Spain face Portugal Wednesday night in Donetsk. The match could be a thriller - but don't bet on anything at this stage of the European tournament.

Inarguably, the four best teams are in the semifinals; that they are also four of Europe's traditional powers, with Germany and Italy joining the Iberians on the other side of the bracket, is no coincidence. But as these Euros have progressed, there is one, inexorable truth that soccer fans are slowly waking up to: after a thrilling group stage, these teams are slowing down, exhausted by both the heat and the grueling league seasons their players have just endured.

Spain, in particular, is coming under heavy criticism for its controlling and, well, boring style of play. It is a fair knock if you care about aesthetics in this sport; if you do not and only care about results, then, yes it is hard to argue with winning. Unfortunately, beauty has always been a factor in the game of soccer - it is often reviewed on this continent with the same attention to style as is given a gallery showing or a dance recital - and Spain's slogging tactics are not making the grade.

What Spain have done of late is smother: their midfield is unquestionably the best in the game at retaining possession and they are dogged at regaining it if and when they lose it. What they have not demonstrated is the slickness and domination we have come to expect of a team comprised largely of Barcelona and Real Madrid's marquee players.

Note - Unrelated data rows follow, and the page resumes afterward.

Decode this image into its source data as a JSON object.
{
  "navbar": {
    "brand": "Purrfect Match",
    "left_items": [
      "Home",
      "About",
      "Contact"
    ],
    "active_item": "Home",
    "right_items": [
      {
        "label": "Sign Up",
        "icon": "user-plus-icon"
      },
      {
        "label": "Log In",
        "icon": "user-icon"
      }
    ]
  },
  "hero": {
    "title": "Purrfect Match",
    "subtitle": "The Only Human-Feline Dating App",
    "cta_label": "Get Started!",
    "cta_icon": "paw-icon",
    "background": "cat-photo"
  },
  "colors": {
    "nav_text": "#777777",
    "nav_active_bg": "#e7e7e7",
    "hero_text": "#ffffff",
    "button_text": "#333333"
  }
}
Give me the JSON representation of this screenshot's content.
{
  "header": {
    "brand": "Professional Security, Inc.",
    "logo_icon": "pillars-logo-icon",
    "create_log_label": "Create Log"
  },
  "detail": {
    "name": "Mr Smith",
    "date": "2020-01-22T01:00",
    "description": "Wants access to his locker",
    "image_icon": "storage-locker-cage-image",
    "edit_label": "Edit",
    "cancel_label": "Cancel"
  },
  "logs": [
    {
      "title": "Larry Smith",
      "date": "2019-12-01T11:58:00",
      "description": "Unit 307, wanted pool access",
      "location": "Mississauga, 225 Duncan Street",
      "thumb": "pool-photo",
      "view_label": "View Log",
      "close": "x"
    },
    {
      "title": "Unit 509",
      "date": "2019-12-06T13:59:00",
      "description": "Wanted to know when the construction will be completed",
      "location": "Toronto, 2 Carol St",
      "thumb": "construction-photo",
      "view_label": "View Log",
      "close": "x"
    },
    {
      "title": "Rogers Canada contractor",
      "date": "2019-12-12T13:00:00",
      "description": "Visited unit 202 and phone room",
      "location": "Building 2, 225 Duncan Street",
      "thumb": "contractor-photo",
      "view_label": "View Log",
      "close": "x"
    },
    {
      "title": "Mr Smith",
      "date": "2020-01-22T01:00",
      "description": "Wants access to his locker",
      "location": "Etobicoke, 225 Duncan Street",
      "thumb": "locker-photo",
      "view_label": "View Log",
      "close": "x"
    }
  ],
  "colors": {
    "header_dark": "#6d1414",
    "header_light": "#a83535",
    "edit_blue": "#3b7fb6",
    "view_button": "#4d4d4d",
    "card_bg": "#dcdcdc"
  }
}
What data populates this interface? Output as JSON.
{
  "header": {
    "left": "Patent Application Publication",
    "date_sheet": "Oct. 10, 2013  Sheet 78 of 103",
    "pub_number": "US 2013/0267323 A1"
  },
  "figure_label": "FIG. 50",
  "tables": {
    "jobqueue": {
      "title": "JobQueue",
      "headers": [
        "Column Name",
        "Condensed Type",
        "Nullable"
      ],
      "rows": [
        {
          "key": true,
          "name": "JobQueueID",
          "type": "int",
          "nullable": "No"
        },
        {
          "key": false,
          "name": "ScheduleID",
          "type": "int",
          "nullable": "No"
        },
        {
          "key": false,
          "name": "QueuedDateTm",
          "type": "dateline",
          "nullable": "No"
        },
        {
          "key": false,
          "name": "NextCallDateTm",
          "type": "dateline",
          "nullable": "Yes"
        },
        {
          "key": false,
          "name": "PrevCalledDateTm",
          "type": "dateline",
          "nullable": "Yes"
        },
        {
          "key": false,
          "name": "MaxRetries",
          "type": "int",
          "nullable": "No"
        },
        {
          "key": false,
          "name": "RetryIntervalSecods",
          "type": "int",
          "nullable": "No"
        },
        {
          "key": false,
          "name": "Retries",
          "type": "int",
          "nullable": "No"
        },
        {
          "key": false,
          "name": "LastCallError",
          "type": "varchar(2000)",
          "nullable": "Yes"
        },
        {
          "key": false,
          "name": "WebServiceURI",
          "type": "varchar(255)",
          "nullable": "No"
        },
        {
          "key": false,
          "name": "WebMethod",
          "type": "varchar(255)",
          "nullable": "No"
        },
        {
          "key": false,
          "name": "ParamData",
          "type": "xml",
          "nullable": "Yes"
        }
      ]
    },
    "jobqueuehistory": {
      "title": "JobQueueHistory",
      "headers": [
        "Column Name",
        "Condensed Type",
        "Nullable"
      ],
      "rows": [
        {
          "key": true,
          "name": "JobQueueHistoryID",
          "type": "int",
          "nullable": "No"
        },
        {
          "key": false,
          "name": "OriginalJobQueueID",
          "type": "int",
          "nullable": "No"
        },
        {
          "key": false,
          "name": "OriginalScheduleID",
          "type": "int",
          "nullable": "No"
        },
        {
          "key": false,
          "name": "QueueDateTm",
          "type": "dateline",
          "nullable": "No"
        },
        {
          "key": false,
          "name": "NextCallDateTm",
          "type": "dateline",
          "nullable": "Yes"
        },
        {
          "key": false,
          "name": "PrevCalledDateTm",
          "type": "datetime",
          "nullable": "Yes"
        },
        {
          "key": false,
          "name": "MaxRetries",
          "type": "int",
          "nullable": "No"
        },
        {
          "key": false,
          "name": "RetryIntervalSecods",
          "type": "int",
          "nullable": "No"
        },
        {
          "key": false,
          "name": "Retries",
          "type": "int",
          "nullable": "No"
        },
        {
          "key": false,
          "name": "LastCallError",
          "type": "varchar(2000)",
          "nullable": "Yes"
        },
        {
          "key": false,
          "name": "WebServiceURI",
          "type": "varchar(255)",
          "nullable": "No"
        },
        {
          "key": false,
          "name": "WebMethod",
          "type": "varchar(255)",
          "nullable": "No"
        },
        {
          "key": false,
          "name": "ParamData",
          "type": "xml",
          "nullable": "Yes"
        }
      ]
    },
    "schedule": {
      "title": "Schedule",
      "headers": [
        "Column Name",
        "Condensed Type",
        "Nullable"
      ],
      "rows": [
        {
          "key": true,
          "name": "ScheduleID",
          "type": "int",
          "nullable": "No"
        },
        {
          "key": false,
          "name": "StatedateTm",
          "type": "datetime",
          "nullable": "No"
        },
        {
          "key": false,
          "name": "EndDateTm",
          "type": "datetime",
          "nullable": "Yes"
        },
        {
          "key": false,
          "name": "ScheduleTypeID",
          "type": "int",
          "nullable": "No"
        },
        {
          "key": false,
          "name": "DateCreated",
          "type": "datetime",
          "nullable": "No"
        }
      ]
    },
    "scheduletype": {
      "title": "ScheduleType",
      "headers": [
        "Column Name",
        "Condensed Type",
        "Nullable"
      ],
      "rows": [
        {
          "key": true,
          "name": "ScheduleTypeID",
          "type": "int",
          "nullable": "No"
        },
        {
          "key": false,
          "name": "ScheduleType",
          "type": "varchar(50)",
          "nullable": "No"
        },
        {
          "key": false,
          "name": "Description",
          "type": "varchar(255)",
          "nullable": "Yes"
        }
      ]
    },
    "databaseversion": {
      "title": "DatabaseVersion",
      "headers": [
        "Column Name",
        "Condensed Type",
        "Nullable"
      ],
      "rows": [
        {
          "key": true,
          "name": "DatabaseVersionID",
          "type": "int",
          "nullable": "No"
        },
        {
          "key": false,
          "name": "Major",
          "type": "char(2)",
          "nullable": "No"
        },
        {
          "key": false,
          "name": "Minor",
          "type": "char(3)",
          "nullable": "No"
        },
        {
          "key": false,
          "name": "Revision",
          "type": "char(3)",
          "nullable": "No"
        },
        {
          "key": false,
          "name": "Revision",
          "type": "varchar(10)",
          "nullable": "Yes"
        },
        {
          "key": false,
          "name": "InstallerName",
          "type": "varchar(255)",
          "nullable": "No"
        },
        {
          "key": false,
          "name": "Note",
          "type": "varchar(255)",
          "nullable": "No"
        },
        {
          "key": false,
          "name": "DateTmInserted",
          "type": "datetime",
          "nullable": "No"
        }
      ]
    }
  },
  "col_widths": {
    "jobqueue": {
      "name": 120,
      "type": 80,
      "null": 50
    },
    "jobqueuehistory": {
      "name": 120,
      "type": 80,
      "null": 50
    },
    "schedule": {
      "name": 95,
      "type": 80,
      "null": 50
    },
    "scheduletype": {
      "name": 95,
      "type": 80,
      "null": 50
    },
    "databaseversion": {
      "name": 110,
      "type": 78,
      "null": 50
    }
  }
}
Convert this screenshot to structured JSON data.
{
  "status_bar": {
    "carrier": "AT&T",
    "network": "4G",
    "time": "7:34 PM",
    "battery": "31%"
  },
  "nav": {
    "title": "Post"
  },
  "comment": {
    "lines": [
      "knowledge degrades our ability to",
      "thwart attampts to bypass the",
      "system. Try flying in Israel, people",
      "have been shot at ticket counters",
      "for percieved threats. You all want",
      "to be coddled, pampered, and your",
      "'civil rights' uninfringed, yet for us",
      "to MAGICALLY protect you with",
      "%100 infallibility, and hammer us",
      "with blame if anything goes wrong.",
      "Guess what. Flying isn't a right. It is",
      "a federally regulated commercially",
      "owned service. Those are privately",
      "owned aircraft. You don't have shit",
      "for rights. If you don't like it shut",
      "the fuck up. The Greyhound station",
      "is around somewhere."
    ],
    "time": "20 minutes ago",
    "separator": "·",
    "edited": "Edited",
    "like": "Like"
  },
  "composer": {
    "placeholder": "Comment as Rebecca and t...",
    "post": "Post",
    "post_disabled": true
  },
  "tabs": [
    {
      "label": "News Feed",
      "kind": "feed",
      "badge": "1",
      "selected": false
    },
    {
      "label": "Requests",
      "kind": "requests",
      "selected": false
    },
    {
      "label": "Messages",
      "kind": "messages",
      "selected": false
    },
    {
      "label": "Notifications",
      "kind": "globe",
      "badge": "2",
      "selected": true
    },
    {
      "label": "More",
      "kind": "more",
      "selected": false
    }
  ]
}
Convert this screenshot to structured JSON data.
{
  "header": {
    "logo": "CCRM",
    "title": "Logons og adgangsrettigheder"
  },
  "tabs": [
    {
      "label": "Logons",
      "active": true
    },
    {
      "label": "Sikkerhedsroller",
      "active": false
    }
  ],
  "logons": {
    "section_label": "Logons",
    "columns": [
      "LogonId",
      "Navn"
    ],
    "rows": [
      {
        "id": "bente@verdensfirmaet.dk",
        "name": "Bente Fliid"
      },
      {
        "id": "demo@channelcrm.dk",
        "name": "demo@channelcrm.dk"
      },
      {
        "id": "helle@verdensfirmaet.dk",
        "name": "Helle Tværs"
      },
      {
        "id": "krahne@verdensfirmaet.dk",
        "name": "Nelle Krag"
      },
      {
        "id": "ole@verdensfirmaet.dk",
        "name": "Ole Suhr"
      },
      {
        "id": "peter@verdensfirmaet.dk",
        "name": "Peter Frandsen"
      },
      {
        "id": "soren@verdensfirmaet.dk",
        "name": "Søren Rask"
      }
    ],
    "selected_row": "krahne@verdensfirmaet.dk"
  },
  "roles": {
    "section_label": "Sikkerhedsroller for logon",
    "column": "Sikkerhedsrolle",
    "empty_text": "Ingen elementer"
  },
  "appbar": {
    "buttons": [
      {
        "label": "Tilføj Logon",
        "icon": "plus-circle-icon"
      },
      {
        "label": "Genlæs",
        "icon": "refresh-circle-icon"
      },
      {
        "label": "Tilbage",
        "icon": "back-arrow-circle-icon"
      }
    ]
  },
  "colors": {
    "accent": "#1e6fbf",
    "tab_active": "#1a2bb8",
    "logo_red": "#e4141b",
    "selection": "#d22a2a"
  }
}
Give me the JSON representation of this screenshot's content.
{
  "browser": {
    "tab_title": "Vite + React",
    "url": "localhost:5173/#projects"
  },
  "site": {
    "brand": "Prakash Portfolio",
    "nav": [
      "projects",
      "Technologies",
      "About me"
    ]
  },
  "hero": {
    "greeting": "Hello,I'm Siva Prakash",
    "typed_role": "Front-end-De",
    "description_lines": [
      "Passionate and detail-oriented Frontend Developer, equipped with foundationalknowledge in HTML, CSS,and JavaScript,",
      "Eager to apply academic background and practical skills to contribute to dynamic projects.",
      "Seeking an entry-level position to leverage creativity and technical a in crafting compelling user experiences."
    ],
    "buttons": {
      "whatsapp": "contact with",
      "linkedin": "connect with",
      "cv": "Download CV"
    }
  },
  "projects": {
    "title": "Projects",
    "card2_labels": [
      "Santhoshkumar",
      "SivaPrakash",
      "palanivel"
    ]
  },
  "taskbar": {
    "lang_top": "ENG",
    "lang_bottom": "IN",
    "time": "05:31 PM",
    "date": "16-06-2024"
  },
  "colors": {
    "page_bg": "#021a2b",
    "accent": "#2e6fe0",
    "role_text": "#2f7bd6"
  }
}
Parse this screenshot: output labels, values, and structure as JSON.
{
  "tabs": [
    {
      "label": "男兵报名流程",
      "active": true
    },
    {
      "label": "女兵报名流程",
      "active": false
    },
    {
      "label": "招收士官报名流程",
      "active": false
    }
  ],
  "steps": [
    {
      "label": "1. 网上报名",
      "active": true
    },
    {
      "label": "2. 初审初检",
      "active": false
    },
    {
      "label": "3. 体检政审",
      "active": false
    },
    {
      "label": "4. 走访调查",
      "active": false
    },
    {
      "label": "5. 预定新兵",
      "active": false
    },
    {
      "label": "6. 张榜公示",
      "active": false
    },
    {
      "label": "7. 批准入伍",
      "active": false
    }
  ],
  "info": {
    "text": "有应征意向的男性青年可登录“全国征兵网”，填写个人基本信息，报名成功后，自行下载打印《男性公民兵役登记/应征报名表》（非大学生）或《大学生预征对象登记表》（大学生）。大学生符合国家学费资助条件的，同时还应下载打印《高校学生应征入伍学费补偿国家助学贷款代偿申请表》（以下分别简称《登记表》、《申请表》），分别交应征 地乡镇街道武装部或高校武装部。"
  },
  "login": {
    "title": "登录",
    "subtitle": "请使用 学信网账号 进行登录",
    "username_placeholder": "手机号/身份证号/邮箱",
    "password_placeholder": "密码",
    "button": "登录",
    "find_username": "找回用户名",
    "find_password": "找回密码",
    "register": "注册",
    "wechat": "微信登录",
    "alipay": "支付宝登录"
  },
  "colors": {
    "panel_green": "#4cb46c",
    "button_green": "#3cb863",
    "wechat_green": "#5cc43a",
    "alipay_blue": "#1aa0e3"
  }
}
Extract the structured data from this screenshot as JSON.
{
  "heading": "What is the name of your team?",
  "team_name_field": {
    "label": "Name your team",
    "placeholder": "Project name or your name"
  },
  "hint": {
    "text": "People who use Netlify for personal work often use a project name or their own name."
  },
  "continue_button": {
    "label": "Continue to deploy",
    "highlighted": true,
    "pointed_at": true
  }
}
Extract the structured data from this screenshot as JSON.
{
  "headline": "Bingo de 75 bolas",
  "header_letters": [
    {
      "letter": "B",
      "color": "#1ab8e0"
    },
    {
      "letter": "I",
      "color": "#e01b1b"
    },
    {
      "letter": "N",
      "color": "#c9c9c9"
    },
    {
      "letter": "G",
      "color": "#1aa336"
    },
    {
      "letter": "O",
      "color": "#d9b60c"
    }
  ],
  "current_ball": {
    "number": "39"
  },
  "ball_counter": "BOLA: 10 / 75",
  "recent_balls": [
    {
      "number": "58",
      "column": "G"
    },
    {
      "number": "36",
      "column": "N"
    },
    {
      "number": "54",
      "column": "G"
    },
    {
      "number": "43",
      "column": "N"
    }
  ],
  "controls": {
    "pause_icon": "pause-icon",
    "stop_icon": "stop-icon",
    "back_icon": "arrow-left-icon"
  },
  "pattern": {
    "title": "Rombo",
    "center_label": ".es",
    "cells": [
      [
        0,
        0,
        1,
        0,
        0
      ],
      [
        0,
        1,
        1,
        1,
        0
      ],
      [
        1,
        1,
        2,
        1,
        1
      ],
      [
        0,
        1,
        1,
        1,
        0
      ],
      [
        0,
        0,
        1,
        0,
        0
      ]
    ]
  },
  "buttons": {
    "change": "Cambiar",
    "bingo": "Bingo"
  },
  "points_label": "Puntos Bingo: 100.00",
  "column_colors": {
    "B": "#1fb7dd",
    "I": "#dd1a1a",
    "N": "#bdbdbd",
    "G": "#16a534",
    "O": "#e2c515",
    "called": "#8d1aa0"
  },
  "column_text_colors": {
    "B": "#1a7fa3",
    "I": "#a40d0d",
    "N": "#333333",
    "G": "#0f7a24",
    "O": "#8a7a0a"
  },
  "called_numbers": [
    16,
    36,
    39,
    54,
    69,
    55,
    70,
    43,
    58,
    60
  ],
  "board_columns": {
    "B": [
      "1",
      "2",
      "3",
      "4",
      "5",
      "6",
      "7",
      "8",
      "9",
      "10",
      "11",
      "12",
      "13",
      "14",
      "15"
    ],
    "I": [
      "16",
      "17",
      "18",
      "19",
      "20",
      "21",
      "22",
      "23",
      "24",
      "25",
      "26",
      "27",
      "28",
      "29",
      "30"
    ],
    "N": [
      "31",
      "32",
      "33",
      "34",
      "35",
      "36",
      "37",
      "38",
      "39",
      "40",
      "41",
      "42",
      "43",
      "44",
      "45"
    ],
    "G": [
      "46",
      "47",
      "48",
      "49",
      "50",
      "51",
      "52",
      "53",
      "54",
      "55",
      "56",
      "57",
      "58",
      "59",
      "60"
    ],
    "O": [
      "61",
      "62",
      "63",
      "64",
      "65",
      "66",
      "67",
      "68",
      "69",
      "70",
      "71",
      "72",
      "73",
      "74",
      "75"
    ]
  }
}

Some of their players have bemoaned the criticism, with Andres Iniesta plaintively begging fans to leave them alone and let the team show what they can do. The problem is, they have shown what they can do - win games. But that's not enough for fans of a modern attacking sport. Are a few more lovely goals too much to ask for?

Part of the issue is tactical. Coach Vicente del Bosque has his charges playing in a swarming six-man style that uses the so-called "false nine" instead of a true striker. In theory, this should clog the midfield and give Spain more avenues of attack. In practice, it has led to a constipated offense, decent enough to beat a French team that seemed eager to head for the bus only minutes after the opening whistle - but perhaps not good enough to deal with a team willing to actually run at you.

Portugal have shown they are willing to run at teams, which may give the defending champs a true challenge. While Portugal are perhaps the most unbalanced side left in the tournament, they also have the best individual player in Cristiano Ronaldo. He has been magisterial over the past two games, transforming a Portuguese side that often lags in the back into a dangerous attacking machine.

Portugal's major weaknesses are Rui Patricio in the net, and their lack of a central striker. Ronaldo and Nani patrol the wings, with the former looking far sharper than the latter, but now with Helder Postiga out (hamstring) they are even more depleted driving the lane than usual. Hugo Almeida had his chances against the Czech Republic to show us what he was made of but, despite appearances of being a superior player, he fluffed all his takes.

But Joao Moutinho and Raul Meireles have been special this tournament. Neither man has gotten a lot of credit for it, either. Moutinho is a tricky little playmaker - a type that would be right at home in Spain's midfield -- and he has been instrumental in spreading the ball about the field.

Meireles - a curiously underrated player despite being indispensible during Chelsea's Champions League trophy run - has shown both legs and vision this tournament. His passes have been crisp and he is able to spark the attack with a single lob (Holding the ball is admittedly another matter).

But it all comes back to Ronaldo, and it is not unfair to say the Portuguese will live or die by him. Against the Czechs they lived, winning with a powerful header that simply blew through Petr Cech's grasp. He was an animal that night, ferociously pulling defenders to and fro, deserving more than he got for his efforts - he has hit the post three times this tournament, twice in the last match alone.

Moreover, he has finally shrugged off some of his reputation as a choker. He has shown up in these big games and he has welcomed the burden that comes with stardom.

What Ronaldo will not ever be is beloved by fans - he is too slick, too cocky, and rubs just about everyone the wrong way. He has the misfortune not to be this age's golden boy, Lionel Messi - the little Argentine is a magician and assassin who is also curiously adorable. Against him, Ronaldo seems, well, less than wholesome.

Ronaldo doesn't seem to enjoy being Messi's foil , but someone should tell him that villains always get the best lines. He may not have all of Messi's skill but he is a consummate leader, a dogged worker and deadly with the ball at his feet. His acceleration is otherworldly and he is riding one of the longest and greatest hot streaks in the game. He will have to be considered the World Player of the Year if he leads Portugal to the final.

One would hope that these two teams could raise sparks on the field. But, if we've learned anything in these late stages it that only one side - the Germans - look like they are able to kick it into an upper gear. In the heat of Donetsk, one hopes that the free-flowing soccer both teams can offer will be on display. But, as I said, don't bet on it.